Hi mike, thanks for the reply! I think I know what you mean (those RGB histograms you can view after the photo is taken?). Mine show the histogram with 3 vertical lines. Your saying i should keep the left withing the lfet line and the right withing the right line right? I looked at some of the photos I have and they are generally within these lines, but the all seem to have a massive spike to the VERY left of the histogram. I know from the manual that this is measuring the quantity of bright/dark pixels, but any idea why it would have such a massive spike at the beginning and what I can do to reduce the problem?

PS. ZaphodB, im a guy, my name come from a spelling error my friend made that I thought was amusing and looked cool :p everyone seems to think it means Andrea L though and hence think im a girl, oh well, maybe I should stop making accounts with this name :p, thanks for the clarification on lenes and sensor sizes bte :D
 
Yes it is :wink:

It's an 18-135mm. An 18-135mm lens gives a different field of view on an "APS"-sized sensor to a 35mm sensor. It would also give a different field of view on a medium format camera if it could be mounted to one. But it would still actually be an 18-135.

The "equivalent" is only so people can compare with what they were used to with 35mm film cameras (or what they use on 35mm sensors). Otherwise it's meaningless. And the D80 is Andreal's "first ever camera", she presumable hasn't used a 35mm, so it won't mean much. You are right that Nikon doesn't have a full frame dSLR yet, nor do the other companies apart from Canon. Which is another reason why, unless you shoot Canon or remember 35mm film, the "equivalent" is pointless.

So are you agreeing, disagreeing or clarifying what i said??:)
 
So are you agreeing, disagreeing or clarifying what i said??:)

All of the above :lol: I agree that when you look through an 18-135mm on a sensor 1.6x smaller than 35mm you get a field of view equivalent to a 28-215mm on a 35mm sensor/film. I disagree that the lens isn't actually an 18-135mm because it is, it just has a different field of view on a smaller sensor. It's a bit like saying that a 50mm lens on your 5D isn't really a 50mm because you see through it as the equivalent of an 85mm on my medium format camera :) The field of view changes depending on the film/sensor size, but the focal length is still the same.

Using the 'crop' or 'equivalent' thing to get an idea of FOV makes sense to me because I'm used to 35mm film cameras. It makes sense to you as well as a Canon full-frame user. But if someone uses a Nikon dSLR (where there's only the one sensor size) and has never used another format, the concepts of 'crop' and 'equivalent' focal length don't mean anything and just confuse. Of course this post will probably confuse even more... maybe someone can clarify my clarification :lol:
 
i know a lens of whatever focal length is always that focal length regardless of the camera. i guess i just wasn't clear enough in my crop factor explanation.
Must be thinking of the weekend already!!!
:thumbup:
 
Andreal, yes try to keep the blob of the histogram from running over the sides. (how's that for a technical explanation?) It is more important to not go over the right side than it is the left though because you get "blown highlights" that way -where there are white spots in what should be a solid color and the colors look like they're glowing with radio-active waste.
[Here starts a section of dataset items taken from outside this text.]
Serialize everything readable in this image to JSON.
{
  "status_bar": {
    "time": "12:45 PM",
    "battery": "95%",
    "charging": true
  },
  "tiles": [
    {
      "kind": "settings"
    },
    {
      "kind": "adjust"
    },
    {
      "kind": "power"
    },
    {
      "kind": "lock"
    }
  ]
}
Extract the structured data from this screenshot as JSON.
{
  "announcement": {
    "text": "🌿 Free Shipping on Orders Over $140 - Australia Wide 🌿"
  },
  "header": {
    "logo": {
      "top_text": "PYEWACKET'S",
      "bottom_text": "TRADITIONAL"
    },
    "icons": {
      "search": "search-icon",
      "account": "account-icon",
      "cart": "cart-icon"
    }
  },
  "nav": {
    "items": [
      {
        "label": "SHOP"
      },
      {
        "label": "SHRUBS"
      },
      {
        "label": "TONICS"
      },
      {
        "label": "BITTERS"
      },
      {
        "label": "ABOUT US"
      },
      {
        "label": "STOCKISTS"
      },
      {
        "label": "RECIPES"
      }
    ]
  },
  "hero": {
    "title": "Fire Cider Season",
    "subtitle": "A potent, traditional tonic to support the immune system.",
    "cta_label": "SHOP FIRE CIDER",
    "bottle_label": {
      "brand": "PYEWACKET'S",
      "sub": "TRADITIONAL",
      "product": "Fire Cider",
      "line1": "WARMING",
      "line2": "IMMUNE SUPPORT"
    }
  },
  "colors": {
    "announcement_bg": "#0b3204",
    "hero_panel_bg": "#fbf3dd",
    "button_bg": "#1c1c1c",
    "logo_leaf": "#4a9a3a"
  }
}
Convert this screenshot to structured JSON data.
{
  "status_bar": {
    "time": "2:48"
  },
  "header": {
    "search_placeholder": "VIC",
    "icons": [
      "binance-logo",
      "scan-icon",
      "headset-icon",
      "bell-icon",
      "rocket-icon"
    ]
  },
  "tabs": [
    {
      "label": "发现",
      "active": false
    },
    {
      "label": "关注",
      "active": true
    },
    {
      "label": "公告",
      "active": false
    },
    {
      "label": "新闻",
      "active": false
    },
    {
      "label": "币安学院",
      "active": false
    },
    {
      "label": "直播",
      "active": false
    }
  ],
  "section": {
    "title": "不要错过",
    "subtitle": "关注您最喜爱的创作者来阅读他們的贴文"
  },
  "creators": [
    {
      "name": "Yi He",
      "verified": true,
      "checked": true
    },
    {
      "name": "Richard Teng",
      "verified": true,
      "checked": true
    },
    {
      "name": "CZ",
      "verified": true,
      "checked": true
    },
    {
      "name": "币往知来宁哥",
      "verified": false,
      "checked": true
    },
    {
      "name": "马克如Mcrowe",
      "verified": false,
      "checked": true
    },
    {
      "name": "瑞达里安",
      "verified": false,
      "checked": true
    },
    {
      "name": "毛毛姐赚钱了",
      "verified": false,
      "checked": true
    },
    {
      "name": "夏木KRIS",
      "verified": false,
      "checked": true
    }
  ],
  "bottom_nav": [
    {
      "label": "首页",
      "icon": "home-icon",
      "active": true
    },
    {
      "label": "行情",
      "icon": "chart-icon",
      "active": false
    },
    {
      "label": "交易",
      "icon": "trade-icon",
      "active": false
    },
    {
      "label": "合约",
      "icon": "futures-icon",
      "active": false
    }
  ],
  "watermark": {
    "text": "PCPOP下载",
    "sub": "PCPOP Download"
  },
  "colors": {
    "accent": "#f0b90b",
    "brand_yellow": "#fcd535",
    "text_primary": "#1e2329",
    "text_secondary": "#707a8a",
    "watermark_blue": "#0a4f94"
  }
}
As far as the spikes are concerned, the histogram is just a graph of how many pixels are being used in the shot at a certain brightness, something like this

......8.8.8.........8.......
...4.8.8.8.4......8....4..
2.4.8.8.8.4.2.2.8.2.4.2 (This graph thing may not work)
the thing is not to go over the lines at either side. If there are spikes then that is just a reflection of how whatever you are shooting is represented and you can't really do anything about that except shoot from a different angle. Or if you are seeing a LOT of spikes, you might turn down you in camera sharpness.